1. Every so often I hear a pastor or even a theologian say something like, "God knows what it's like to lose a son". That's supposed to be comforting in the face of tragedy.
I bite my tongue when I hear statements like that because I think it reflects a flawed understanding of the Incarnation. The implication is that due to the hypostatic union, the divine nature experiences what the human nature experiences. As a result, the Incarnation is a learning experience for God.
But in reality, the Father didn't "lose" his Son. The Son qua Son didn't die. The Son was never inaccessible to the Father.
Likewise, the human nature doesn't bleed into the divine nature.
2. In addition, there are various mental states that God can't have. Due to divine invulnerability, God can't experience fear or longing.
3. That said, can God experience simulated sensations? For instance, I remember what different foods taste like. I can mentally summon the flavor of some foods. I can imagine tasting steak, lobster, pizza, pasta, chocolate ice cream, spare ribs, &c. It isn't as vivid as actually tasting food, but it's similar, if fainter.

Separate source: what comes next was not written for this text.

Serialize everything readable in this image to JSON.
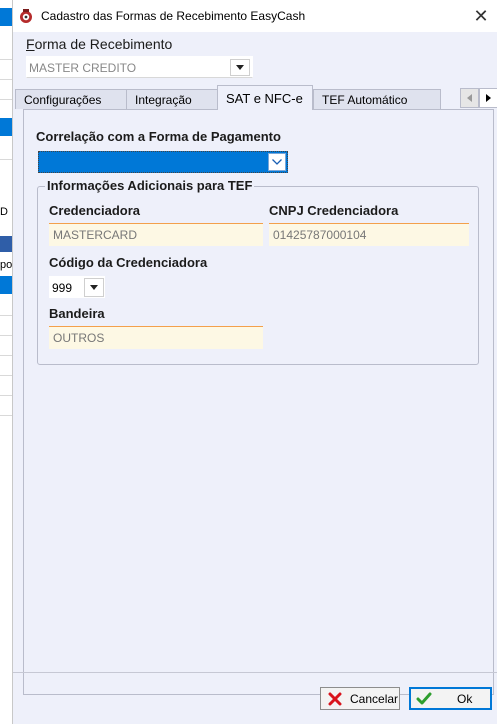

That's not the physical sensation of taste, but a mental simulation.
Likewise, I remember what my favorite singers sound like. I can hear the timber of their voice in my mind. Same thing with actors like Gregory Peck, Johnny Cash, and James Early Jones. That's not the physical sensation of hearing a recording of them, but a mental simulation.
I can visualize colors. That's different from perceiving a colored object with my eyes. When I visualize colors, there's no external stimulus.
I can remember/imagine textures. Or a rose scent.
I can remember what it feels like to be thirsty. Or have cold feet. Not as vivid as the physical sensation, but similar, if fainter.
Assuming that simulated mental sensations are immaterial, that raises the question of whether God can experience simulated sensations.
4. One other illustration: although it's been a long time since I had this dream, on occasion I've dreamt about jumping off a cliff. A fun part of dreaming is that you can get away with some activities that would kill you in real life. Jumping off a cliff in a dream is exhilarating.
However, when I've dreamt about it, it isn't painless. When I hit the ground, it's a hard landing, and it hurts the soles of my feet when they smack the ground after the long drop, even though I'm just dreaming. It's not excruciating pain. Rather, it's like the sensation of jumping from a 10-15 foot wall onto concrete. (Not that I've every done that, exactly.)
If it's possible to experience simulated pain, if simulated pain is mental (i.e. immaterial), then is it theoretically possible for God to experience what physical pain feels like?
Nobody can inflict that on God, but can he voluntarily experience simulated pain? If so, can God know what it feels like to be crucified?